6: Dismal Destination
Gary, Indiana, is notorious for being one of the most run-down cities in America. So, naturally, it made the list of depressing cities from the perspective of several people. “What a sad little spot,” one visitor said. “Nothing like what they described in the Music Man.”
7: Unsettling City
Phnom Penh, the capital of Cambodia and its most populous city, has “the most seedy vibe you’ve ever felt,” according to one traveler. “Western men all over young Cambodian girls. The horrible history. I couldn’t wait to leave the place. It broke my heart.”
8: Night and Day
After reading people bash on Phnom Penh, one traveler brought up Manila in the Philippines. “It has all this wealth one street up from the most abject poverty you can imagine. Another 30-year-old man says they openly shed tears when he visited. “I saw children living in a cardboard box. I was on a work trip away from my newborn (at the time) child, so my empathy circuits were on overdrive.”
9: Across the Pond
One traveler says Bradford, England, is utterly depressing. “I see your Bradford, and I raise you a Nelson,” another said. “The place felt like a turd dropped near the top of a bleak windswept moor. Boarded-up houses, Greggs, and betting shops. Houses with tatty off-white nylon curtains in filthy windows.”
10: Melancholy in Mexico
One person who lived in El Paso, Texas, in the mid-90s says they frequently visited Juarez, Mexico. While there were nice areas with redeeming qualities, overall, it was bleak. “I’ve been from one end of Mexico to the other, and it is a lovely country with great people…but Juarez is a depressing craphole.”
11: Resident Woes
A former Atlantic City resident says it’s an incredibly depressing place to be. “Social opportunities limited to hustlers, cocktail waitresses, and dealers. Zero culture. Dirty beach and boardwalk,” they said. “Glitzy on the beach block and run-down everywhere else. Did I forget to mention the crime?”
12: It Gets Worse
One traveler points out that the biggest attraction in Uyuni, Bolivia, is an abandoned train graveyard.

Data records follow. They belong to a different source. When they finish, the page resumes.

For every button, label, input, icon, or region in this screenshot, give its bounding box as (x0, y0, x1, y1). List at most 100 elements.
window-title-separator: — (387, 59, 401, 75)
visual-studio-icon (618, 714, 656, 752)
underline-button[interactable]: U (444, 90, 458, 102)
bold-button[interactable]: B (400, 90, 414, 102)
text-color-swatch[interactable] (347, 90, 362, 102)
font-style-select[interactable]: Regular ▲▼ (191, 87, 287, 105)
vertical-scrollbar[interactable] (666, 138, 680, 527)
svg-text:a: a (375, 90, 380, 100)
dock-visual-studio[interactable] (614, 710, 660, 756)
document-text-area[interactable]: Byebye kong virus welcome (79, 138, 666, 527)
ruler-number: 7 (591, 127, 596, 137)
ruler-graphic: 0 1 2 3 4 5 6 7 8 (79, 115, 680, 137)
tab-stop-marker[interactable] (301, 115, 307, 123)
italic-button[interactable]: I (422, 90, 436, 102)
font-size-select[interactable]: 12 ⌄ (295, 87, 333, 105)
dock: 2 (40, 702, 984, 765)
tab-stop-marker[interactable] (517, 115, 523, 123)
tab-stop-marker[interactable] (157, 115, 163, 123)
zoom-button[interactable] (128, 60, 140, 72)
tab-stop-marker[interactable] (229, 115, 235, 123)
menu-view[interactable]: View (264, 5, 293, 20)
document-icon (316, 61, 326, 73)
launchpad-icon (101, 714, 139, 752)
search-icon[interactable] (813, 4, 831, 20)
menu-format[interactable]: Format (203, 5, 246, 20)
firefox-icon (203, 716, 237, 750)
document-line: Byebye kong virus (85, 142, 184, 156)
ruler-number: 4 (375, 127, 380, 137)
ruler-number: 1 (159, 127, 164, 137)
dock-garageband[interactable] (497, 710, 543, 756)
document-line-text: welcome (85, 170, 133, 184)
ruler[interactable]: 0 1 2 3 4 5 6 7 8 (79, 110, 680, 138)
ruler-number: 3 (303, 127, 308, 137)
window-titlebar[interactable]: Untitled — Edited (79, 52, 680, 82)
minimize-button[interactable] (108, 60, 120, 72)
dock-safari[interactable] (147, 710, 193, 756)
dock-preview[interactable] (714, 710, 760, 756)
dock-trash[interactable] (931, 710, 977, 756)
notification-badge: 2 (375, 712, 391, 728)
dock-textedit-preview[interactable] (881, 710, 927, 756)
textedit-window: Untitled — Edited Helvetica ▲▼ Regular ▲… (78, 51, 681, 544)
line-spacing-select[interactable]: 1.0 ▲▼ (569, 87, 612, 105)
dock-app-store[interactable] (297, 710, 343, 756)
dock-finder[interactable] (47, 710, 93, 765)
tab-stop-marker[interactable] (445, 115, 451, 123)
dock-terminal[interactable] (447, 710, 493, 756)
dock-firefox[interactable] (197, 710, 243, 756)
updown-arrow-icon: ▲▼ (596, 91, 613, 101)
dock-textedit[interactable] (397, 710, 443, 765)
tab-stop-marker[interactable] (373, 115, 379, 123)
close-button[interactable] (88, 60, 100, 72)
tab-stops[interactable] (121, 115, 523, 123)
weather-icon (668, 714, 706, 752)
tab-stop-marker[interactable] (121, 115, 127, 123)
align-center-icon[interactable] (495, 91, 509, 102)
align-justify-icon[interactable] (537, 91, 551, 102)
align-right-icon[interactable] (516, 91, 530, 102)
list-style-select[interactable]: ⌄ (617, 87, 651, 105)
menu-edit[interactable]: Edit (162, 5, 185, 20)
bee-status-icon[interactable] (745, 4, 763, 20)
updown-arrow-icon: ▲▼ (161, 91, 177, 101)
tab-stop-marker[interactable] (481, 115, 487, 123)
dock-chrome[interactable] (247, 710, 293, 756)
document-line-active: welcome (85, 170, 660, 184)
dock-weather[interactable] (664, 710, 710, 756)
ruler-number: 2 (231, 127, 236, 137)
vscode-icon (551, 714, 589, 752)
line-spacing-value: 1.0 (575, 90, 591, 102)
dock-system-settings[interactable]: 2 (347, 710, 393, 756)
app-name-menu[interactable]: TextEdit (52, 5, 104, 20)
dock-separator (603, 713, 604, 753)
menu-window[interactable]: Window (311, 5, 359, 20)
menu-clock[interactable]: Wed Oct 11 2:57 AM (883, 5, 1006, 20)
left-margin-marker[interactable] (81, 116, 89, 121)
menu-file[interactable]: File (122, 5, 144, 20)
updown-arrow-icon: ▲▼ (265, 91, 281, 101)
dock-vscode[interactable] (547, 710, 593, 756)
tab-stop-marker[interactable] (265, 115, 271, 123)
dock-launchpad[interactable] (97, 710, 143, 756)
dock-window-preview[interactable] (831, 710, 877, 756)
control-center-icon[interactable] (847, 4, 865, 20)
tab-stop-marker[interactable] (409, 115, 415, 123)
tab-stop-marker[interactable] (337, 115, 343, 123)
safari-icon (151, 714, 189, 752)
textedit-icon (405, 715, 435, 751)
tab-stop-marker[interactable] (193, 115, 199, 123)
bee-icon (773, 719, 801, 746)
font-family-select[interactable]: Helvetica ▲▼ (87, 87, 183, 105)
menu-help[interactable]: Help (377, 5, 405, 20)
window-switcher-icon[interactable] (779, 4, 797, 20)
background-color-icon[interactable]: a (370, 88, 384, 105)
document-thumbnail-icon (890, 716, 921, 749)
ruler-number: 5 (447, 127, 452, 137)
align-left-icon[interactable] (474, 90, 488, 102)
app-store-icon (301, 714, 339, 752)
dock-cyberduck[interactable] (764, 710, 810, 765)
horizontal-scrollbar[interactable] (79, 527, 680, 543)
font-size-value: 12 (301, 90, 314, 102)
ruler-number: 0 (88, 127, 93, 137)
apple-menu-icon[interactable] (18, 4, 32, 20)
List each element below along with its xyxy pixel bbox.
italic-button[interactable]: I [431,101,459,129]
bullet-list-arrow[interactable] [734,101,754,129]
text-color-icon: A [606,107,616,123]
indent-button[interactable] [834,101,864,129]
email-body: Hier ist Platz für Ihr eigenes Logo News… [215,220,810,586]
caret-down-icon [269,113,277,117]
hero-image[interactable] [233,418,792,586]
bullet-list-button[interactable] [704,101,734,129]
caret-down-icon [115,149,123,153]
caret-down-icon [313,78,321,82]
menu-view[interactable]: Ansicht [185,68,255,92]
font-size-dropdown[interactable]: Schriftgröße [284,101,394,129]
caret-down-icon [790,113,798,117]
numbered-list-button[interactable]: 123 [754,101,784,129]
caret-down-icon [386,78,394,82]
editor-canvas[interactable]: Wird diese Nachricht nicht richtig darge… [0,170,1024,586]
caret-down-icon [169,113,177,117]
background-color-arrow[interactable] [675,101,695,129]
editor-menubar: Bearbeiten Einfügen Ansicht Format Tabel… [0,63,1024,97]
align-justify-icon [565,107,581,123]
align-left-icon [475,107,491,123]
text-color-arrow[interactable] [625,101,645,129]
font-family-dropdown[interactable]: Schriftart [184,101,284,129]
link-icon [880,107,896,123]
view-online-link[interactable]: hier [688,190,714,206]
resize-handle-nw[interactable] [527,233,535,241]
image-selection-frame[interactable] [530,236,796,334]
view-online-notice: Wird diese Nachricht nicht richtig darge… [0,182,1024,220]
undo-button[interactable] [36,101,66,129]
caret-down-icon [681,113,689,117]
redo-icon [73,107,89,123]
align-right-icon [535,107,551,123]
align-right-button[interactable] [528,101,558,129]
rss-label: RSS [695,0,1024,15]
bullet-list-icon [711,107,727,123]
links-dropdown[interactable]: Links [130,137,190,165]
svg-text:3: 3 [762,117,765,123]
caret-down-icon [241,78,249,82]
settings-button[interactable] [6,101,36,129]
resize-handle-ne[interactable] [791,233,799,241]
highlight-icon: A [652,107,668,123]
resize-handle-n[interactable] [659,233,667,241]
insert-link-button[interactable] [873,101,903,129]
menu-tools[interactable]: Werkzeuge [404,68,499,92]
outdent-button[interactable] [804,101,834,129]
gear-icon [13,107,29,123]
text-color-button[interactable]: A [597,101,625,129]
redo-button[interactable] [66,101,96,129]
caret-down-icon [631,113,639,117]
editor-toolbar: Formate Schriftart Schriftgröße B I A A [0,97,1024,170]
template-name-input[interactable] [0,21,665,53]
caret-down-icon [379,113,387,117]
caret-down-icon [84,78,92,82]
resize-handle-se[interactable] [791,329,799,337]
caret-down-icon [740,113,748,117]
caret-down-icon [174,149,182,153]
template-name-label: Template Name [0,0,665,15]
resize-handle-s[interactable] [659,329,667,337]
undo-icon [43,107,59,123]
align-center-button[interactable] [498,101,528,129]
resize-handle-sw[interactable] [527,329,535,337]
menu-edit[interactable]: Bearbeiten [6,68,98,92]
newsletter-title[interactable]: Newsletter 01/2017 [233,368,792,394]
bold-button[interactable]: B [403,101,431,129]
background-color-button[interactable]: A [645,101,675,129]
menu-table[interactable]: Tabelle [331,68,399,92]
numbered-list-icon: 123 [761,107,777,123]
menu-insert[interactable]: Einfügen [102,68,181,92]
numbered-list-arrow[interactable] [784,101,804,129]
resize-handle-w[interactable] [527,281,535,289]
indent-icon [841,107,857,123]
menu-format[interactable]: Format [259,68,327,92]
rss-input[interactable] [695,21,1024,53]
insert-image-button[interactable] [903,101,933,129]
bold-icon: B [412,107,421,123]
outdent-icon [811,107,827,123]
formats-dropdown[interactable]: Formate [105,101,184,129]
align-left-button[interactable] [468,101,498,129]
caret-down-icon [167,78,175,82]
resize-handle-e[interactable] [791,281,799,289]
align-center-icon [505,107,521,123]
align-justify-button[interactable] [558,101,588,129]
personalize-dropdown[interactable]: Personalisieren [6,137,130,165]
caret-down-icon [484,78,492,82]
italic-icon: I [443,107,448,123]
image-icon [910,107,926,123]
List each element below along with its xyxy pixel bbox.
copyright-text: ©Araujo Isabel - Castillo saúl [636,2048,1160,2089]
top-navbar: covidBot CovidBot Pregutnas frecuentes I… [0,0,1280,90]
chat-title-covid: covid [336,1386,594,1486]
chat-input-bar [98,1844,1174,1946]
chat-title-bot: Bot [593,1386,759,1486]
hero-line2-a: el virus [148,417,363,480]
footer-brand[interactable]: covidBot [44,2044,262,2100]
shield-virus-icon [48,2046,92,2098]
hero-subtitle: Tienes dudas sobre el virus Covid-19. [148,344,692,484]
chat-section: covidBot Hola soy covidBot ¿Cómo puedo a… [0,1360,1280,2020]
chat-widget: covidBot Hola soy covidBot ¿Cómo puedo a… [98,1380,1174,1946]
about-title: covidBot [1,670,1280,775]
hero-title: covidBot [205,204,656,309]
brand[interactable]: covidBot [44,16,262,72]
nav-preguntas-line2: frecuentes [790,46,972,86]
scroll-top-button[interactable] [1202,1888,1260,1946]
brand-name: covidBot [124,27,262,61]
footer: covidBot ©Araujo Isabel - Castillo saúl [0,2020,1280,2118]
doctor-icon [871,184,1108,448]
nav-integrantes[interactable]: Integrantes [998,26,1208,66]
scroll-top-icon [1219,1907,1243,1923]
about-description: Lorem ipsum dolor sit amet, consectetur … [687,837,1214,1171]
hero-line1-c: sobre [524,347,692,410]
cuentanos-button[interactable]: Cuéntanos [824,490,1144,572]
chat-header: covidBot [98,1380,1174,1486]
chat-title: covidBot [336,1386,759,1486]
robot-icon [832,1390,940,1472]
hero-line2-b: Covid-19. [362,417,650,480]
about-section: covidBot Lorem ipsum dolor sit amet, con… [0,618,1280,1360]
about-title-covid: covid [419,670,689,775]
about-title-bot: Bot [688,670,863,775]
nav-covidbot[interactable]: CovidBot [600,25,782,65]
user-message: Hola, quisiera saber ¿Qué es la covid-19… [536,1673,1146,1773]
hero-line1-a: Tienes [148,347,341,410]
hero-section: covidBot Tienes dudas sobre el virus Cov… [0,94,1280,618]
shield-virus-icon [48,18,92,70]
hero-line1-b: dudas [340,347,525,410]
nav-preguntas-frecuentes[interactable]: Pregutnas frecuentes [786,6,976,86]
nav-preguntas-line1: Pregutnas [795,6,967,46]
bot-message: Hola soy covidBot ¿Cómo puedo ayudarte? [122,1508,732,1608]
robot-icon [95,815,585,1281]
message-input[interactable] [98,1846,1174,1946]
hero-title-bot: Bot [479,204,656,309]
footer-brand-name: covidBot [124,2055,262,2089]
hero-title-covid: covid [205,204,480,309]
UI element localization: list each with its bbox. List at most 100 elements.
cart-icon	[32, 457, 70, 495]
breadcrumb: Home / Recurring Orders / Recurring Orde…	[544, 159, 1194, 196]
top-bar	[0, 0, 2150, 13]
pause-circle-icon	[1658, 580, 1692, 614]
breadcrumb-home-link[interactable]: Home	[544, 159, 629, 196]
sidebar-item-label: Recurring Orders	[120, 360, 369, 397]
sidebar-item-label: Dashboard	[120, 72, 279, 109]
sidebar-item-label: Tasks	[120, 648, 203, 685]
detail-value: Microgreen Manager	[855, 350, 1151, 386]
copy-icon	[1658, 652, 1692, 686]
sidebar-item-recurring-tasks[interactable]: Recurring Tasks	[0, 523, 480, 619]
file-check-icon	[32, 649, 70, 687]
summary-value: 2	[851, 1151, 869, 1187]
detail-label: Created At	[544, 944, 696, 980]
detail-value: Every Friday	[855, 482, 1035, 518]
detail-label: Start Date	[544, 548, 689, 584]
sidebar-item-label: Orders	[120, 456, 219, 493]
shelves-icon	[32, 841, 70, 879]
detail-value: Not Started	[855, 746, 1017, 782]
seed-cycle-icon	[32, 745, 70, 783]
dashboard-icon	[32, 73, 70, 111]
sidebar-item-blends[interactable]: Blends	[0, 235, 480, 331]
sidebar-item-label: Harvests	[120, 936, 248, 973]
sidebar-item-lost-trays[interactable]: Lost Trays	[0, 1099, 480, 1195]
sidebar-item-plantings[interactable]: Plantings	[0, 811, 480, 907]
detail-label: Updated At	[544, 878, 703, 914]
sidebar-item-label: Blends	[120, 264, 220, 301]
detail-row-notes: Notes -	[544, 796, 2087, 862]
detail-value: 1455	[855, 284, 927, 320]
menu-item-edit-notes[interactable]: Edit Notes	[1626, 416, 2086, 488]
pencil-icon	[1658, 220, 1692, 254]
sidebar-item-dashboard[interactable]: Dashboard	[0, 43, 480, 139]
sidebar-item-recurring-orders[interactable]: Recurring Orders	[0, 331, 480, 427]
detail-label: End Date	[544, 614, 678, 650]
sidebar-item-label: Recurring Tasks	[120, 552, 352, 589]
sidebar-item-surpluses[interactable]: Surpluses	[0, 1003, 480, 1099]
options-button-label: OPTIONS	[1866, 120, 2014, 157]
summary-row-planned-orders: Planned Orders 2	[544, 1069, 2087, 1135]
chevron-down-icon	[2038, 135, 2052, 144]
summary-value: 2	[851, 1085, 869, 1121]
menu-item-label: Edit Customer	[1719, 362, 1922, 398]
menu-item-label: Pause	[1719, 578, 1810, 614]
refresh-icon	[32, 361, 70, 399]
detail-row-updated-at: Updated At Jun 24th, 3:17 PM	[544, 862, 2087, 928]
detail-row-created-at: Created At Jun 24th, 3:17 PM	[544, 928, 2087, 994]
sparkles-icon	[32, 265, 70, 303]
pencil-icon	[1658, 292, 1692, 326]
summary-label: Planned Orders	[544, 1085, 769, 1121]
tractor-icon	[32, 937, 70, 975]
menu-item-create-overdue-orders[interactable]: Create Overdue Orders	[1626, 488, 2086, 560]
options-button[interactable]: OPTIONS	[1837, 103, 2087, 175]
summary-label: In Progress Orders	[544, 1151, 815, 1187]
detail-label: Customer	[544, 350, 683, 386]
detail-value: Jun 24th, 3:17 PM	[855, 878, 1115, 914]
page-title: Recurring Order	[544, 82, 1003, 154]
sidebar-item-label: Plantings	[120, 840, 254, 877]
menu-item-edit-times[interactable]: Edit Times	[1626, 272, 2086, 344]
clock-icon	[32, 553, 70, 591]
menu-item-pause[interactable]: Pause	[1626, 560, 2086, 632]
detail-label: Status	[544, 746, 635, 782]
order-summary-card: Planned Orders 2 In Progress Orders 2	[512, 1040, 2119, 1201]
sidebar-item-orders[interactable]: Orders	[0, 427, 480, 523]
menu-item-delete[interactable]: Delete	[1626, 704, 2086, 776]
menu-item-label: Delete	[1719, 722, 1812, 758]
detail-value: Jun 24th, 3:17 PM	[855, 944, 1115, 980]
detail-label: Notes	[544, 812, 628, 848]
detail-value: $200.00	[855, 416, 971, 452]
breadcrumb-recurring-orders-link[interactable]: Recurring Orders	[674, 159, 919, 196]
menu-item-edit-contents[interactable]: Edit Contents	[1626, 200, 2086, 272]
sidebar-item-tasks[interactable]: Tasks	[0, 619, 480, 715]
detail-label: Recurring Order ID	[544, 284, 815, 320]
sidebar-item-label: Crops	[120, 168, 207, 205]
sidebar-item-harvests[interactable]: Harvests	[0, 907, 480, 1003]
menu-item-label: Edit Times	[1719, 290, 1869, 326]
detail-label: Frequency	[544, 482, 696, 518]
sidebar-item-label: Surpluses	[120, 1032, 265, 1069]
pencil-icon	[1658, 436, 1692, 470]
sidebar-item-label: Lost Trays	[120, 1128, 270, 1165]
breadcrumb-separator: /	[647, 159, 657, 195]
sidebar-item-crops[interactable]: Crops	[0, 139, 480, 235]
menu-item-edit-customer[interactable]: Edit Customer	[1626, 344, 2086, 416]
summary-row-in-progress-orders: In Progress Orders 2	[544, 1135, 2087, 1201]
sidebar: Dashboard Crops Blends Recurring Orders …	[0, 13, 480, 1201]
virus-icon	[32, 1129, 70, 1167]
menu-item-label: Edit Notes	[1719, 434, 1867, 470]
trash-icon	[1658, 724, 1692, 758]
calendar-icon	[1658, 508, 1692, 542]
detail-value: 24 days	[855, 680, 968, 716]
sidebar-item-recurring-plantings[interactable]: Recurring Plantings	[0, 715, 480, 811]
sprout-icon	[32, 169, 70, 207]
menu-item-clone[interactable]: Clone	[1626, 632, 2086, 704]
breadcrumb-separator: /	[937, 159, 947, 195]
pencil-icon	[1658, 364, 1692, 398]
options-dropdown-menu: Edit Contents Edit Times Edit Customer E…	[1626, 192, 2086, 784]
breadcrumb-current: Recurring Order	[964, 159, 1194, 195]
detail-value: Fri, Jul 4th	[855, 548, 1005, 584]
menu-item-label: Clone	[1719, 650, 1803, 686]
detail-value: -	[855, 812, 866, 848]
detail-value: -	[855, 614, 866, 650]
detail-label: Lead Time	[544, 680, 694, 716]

They said the place is depressing before you even see the city itself, and once you get there, it only worsens. “Shabby low-slung buildings that look like they were designed in Microsoft Paint. Giant empty streets, some covered in a layer of brown sand or dirt. Potholes everywhere.”
13: Takes the Cake
Managua, Nicaragua, is “absolutely the worst, most unpleasant, unsafe, disgusting city” of all the Central American cities one traveler visited. They recommend, “Get in and immediately get out.”
14: Hard to Watch
While it’s not so much a city, one traveler says they’ve seen their fair share of remote aboriginal/indigenous communities in the Australian outback, and it’s not a pleasant sight. “Houses that were ripped apart and barely provided shelter, glimpses of kids abusing substances, men missing or passed out with substance abuse issues, and mothers struggling with it all.”
15: Screw the System
One person had a less-than-ideal experience in New Delhi, India. “I felt angry at the system as I left the country,” one visitor said. The massive slums next to luxury high-rise flats colored the mood for them. She added that as an 18-year-old white woman, many people wanted photos with her, which wasn’t depressing at all, “until a large group of men cornered and assaulted me trying to get photos of their hands on me.”